What do sharks, rays and plenty of humans have in common? They like the idea of a lobster lunch. Given that fondness, conservationists in Mexico are working to ensure the crustacean is fished sustainably.
Project aim: Lobsters are not only a delicacy, but are critical for the coral reef ecosystem. The NGO Razonatura is working with local communities to establish sustainable lobster fishing on the east coast of Mexico
Project size: The project is being implemented in the Sian Ka'an (5280 square kilometers) and Banco Chinchorro (1440 square kilometers) biosphere reserves on Mexico's Caribbean coast
Biodiversity: Nurse sharks, rays, lobsters
Project duration: Ongoing since 2004.
The east coast of Mexico is home to the biosphere reserve known as Sian Ka'an, which to Mayan speakers means something like "the place where heaven was born." It is a unique ecosystem which comprises fish, crocodiles, sharks and turtles.

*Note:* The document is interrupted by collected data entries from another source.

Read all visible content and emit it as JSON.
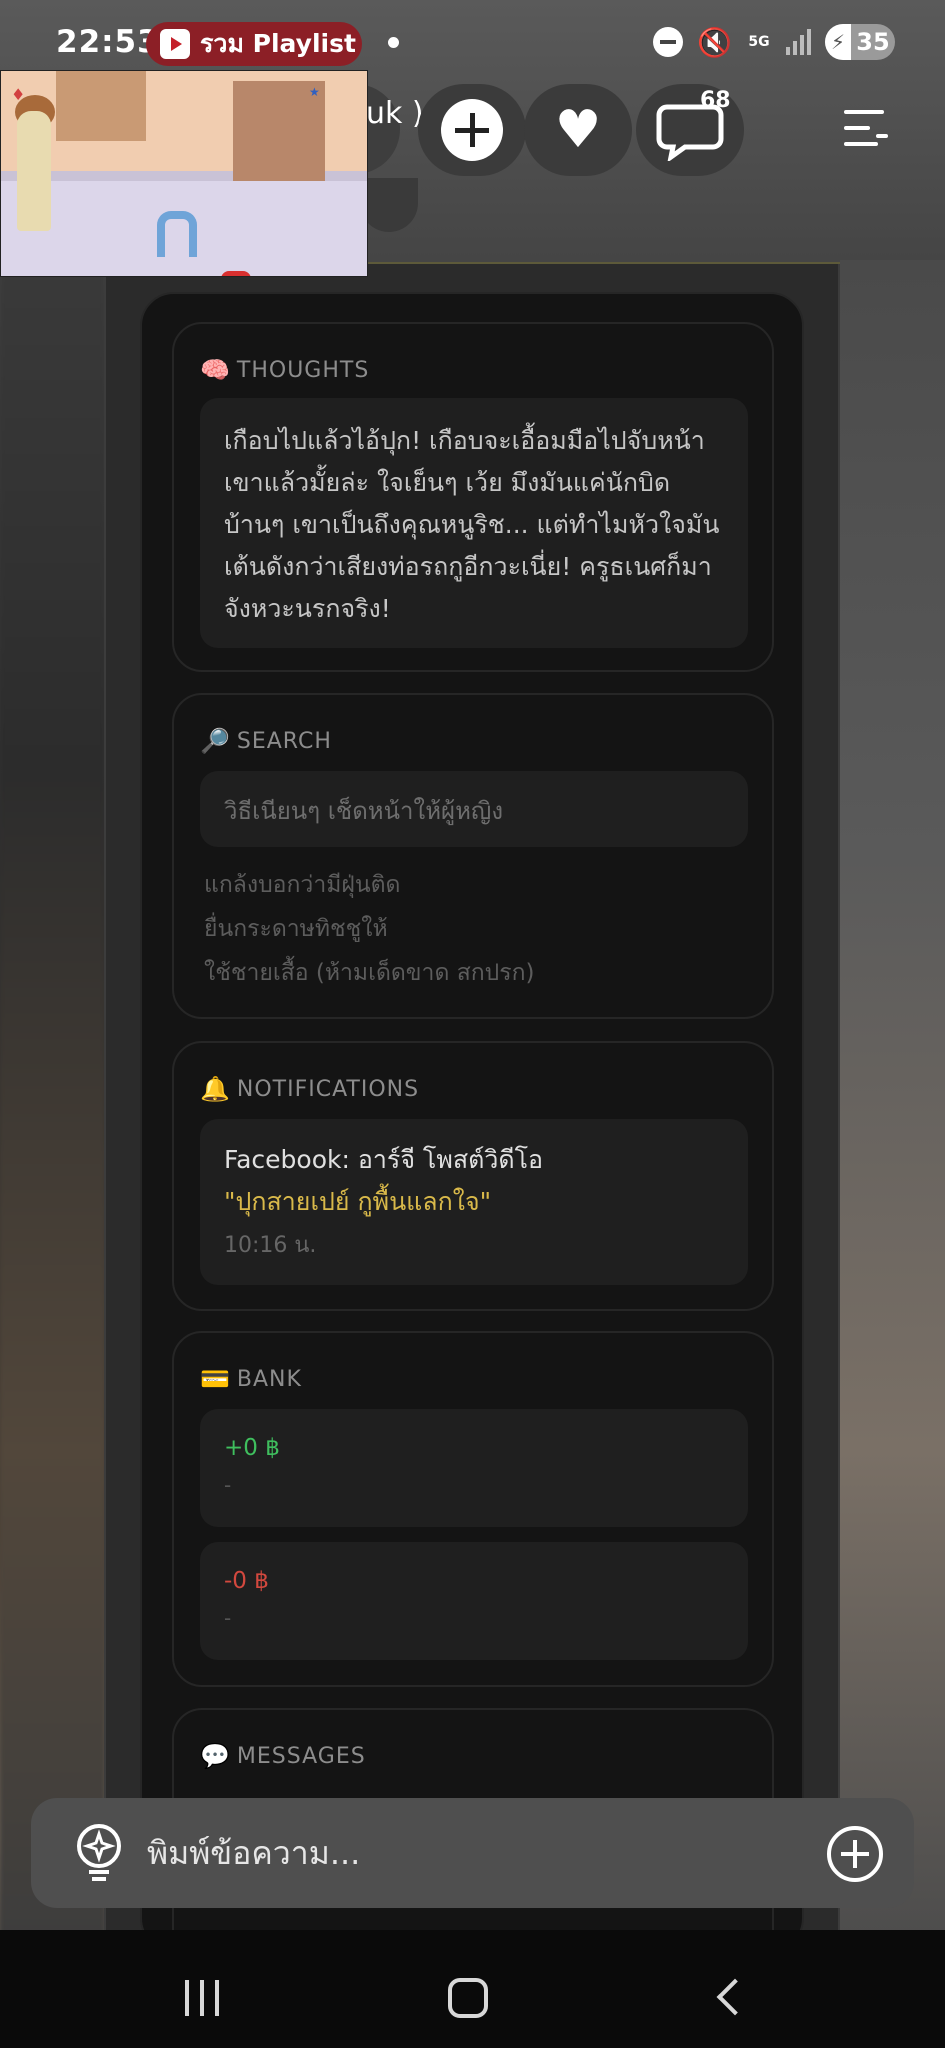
{
  "status_bar": {
    "time": "22:53",
    "playlist_label": "รวม Playlist",
    "network": "5G",
    "battery_level": "35"
  },
  "header": {
    "user_text": "uk )",
    "chat_badge": "68"
  },
  "thoughts": {
    "icon": "brain-icon",
    "title": "THOUGHTS",
    "text": "เกือบไปแล้วไอ้ปุก! เกือบจะเอื้อมมือไปจับหน้าเขาแล้วมั้ยล่ะ ใจเย็นๆ เว้ย มึงมันแค่นักบิดบ้านๆ เขาเป็นถึงคุณหนูริช... แต่ทำไมหัวใจมันเต้นดังกว่าเสียงท่อรถกูอีกวะเนี่ย! ครูธเนศก็มาจังหวะนรกจริง!"
  },
  "search": {
    "icon": "magnifier-icon",
    "title": "SEARCH",
    "query": "วิธีเนียนๆ เช็ดหน้าให้ผู้หญิง",
    "suggestions": [
      "แกล้งบอกว่ามีฝุ่นติด",
      "ยื่นกระดาษทิชชูให้",
      "ใช้ชายเสื้อ (ห้ามเด็ดขาด สกปรก)"
    ]
  },
  "notifications": {
    "icon": "bell-icon",
    "title": "NOTIFICATIONS",
    "source_line": "Facebook: อาร์จี โพสต์วิดีโอ",
    "highlight_line": "\"ปุกสายเปย์ กูพื้นแลกใจ\"",
    "time": "10:16 น."
  },
  "bank": {
    "icon": "credit-card-icon",
    "title": "BANK",
    "incoming": {
      "amount": "+0 ฿",
      "note": "-"
    },
    "outgoing": {
      "amount": "-0 ฿",
      "note": "-"
    }
  },
  "messages": {
    "icon": "speech-bubble-icon",
    "title": "MESSAGES"
  },
  "composer": {
    "placeholder": "พิมพ์ข้อความ..."
  },
  "colors": {
    "incoming_amount": "#3fbf5e",
    "outgoing_amount": "#d2483e",
    "highlight_text": "#d9b94a",
    "playlist_pill": "#8c1f26"
  }
}
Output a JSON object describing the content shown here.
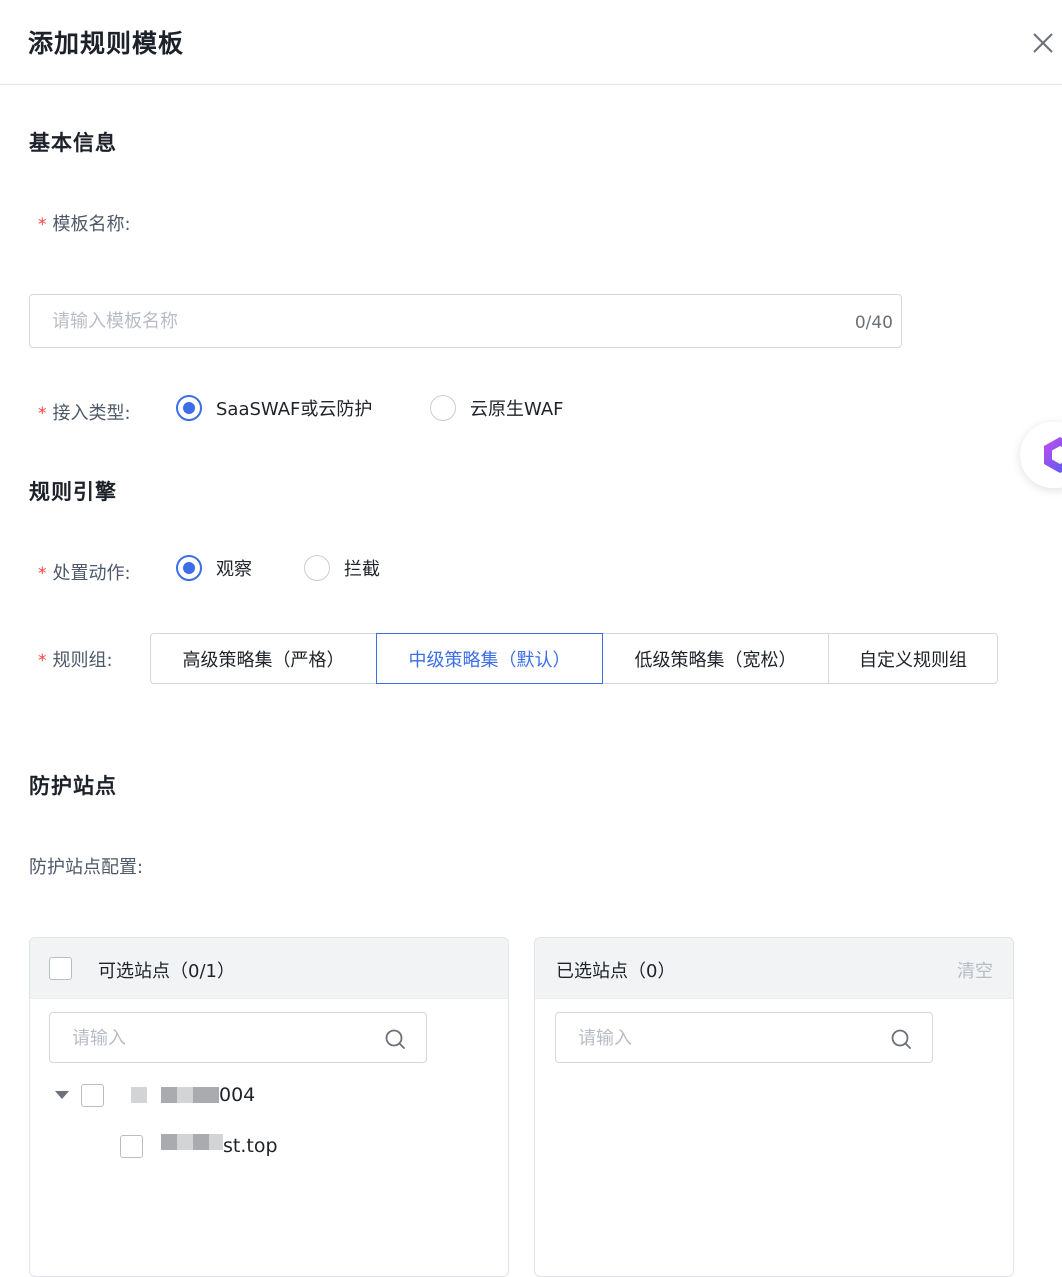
{
  "dialog": {
    "title": "添加规则模板",
    "close_icon": "close-icon"
  },
  "sections": {
    "basic": "基本信息",
    "engine": "规则引擎",
    "sites": "防护站点"
  },
  "required_mark": "*",
  "template_name": {
    "label": "模板名称:",
    "placeholder": "请输入模板名称",
    "value": "",
    "counter": "0/40"
  },
  "access_type": {
    "label": "接入类型:",
    "options": [
      {
        "label": "SaaSWAF或云防护",
        "checked": true
      },
      {
        "label": "云原生WAF",
        "checked": false
      }
    ]
  },
  "action": {
    "label": "处置动作:",
    "options": [
      {
        "label": "观察",
        "checked": true
      },
      {
        "label": "拦截",
        "checked": false
      }
    ]
  },
  "rule_group": {
    "label": "规则组:",
    "options": [
      {
        "label": "高级策略集（严格）",
        "active": false
      },
      {
        "label": "中级策略集（默认）",
        "active": true
      },
      {
        "label": "低级策略集（宽松）",
        "active": false
      },
      {
        "label": "自定义规则组",
        "active": false
      }
    ]
  },
  "site_config": {
    "label": "防护站点配置:",
    "available": {
      "title": "可选站点（0/1）",
      "search_placeholder": "请输入",
      "tree": [
        {
          "text": "004",
          "children": [
            {
              "text": "st.top"
            }
          ]
        }
      ]
    },
    "selected": {
      "title": "已选站点（0）",
      "clear": "清空",
      "search_placeholder": "请输入"
    }
  },
  "colors": {
    "primary": "#3b6ee8",
    "required": "#f53f3f",
    "border": "#d4d7de",
    "placeholder": "#b8bcc4"
  },
  "side_widget_icon": "assistant-logo-icon"
}
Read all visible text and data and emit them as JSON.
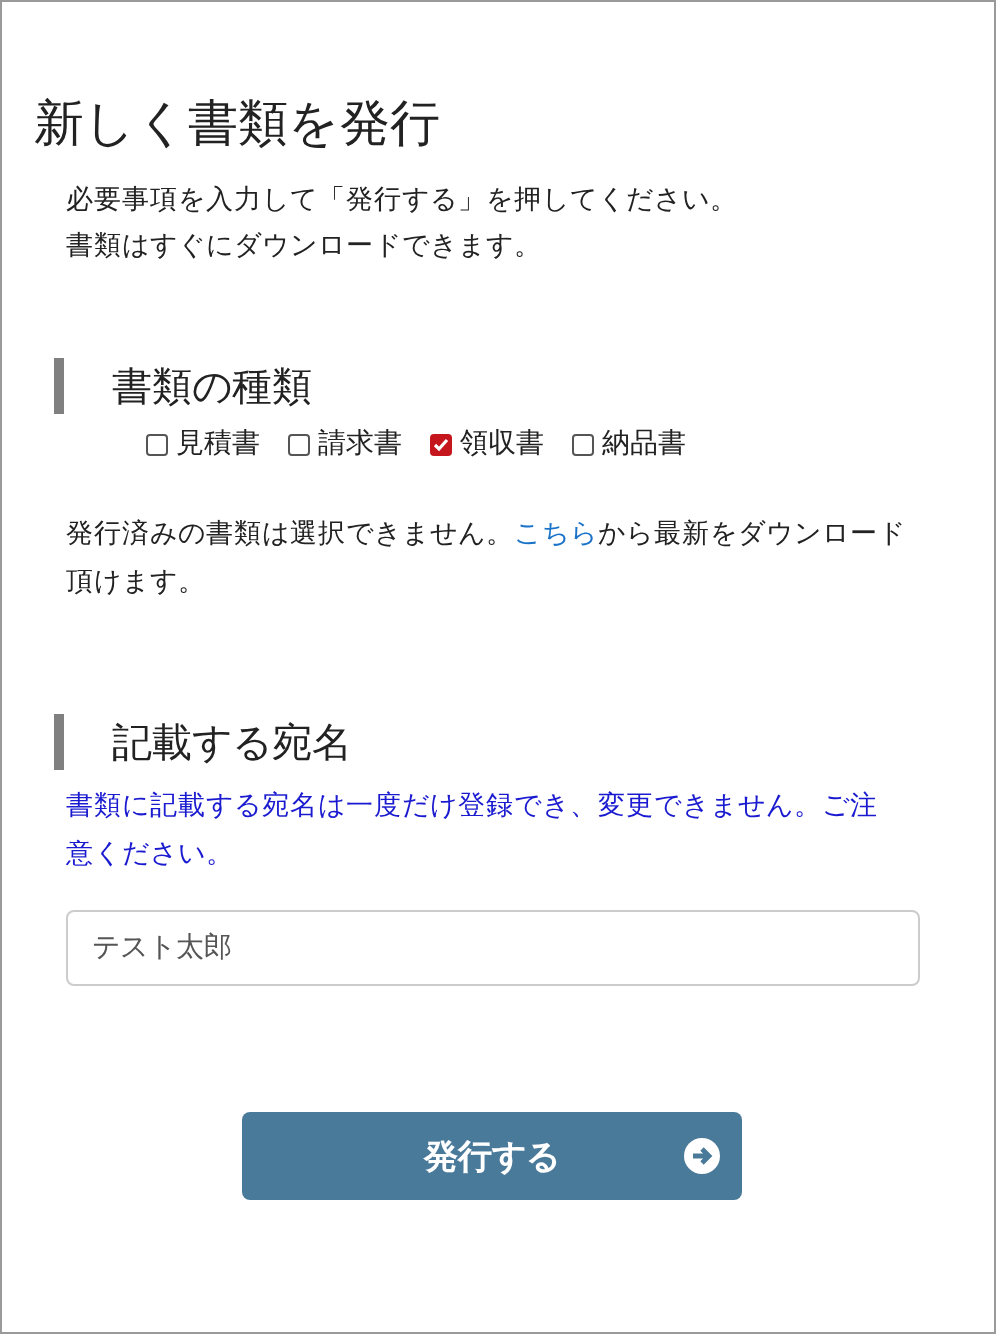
{
  "title": "新しく書類を発行",
  "intro": [
    "必要事項を入力して「発行する」を押してください。",
    "書類はすぐにダウンロードできます。"
  ],
  "document_type": {
    "heading": "書類の種類",
    "options": [
      {
        "label": "見積書",
        "checked": false
      },
      {
        "label": "請求書",
        "checked": false
      },
      {
        "label": "領収書",
        "checked": true
      },
      {
        "label": "納品書",
        "checked": false
      }
    ],
    "note": {
      "before": "発行済みの書類は選択できません。",
      "link": "こちら",
      "after": "から最新をダウンロード頂けます。"
    }
  },
  "recipient": {
    "heading": "記載する宛名",
    "warning": "書類に記載する宛名は一度だけ登録でき、変更できません。ご注意ください。",
    "value": "テスト太郎"
  },
  "submit_button": {
    "label": "発行する"
  }
}
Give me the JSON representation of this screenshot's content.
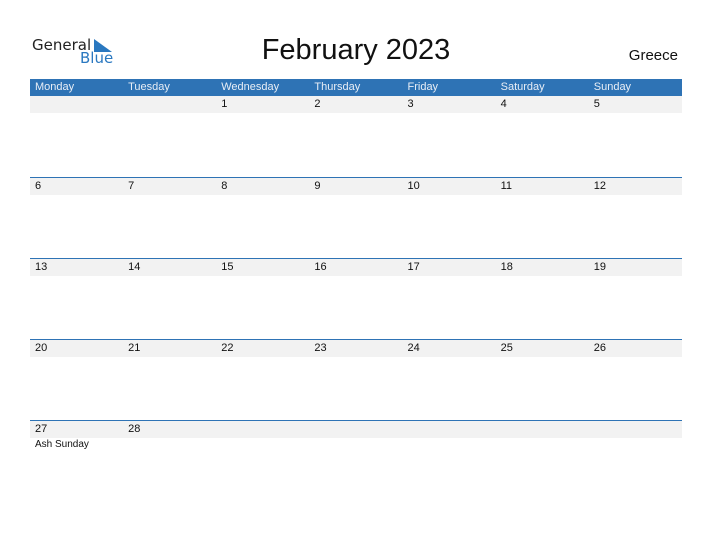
{
  "logo": {
    "general": "General",
    "blue": "Blue"
  },
  "title": "February 2023",
  "country": "Greece",
  "weekdays": [
    "Monday",
    "Tuesday",
    "Wednesday",
    "Thursday",
    "Friday",
    "Saturday",
    "Sunday"
  ],
  "weeks": [
    [
      "",
      "",
      "1",
      "2",
      "3",
      "4",
      "5"
    ],
    [
      "6",
      "7",
      "8",
      "9",
      "10",
      "11",
      "12"
    ],
    [
      "13",
      "14",
      "15",
      "16",
      "17",
      "18",
      "19"
    ],
    [
      "20",
      "21",
      "22",
      "23",
      "24",
      "25",
      "26"
    ],
    [
      "27",
      "28",
      "",
      "",
      "",
      "",
      ""
    ]
  ],
  "events": [
    {
      "date": "27",
      "label": "Ash Sunday"
    }
  ]
}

Local communities make a living from a highly sustainable form of lobster fishing, which sees them dive up to fifteen meters without oxygen to bring living creatures to the surface. Spawning females and animals deemed too small are thrown back into the sea, and all those that live at depths greater than 15 meters are spared the fate of the human plate. They are, however, food for other creatures such as sharks and rays. Biologist Kim Ley-Cooper works with local fishermen, and in researching the lobsters, hopes to ensure their protection.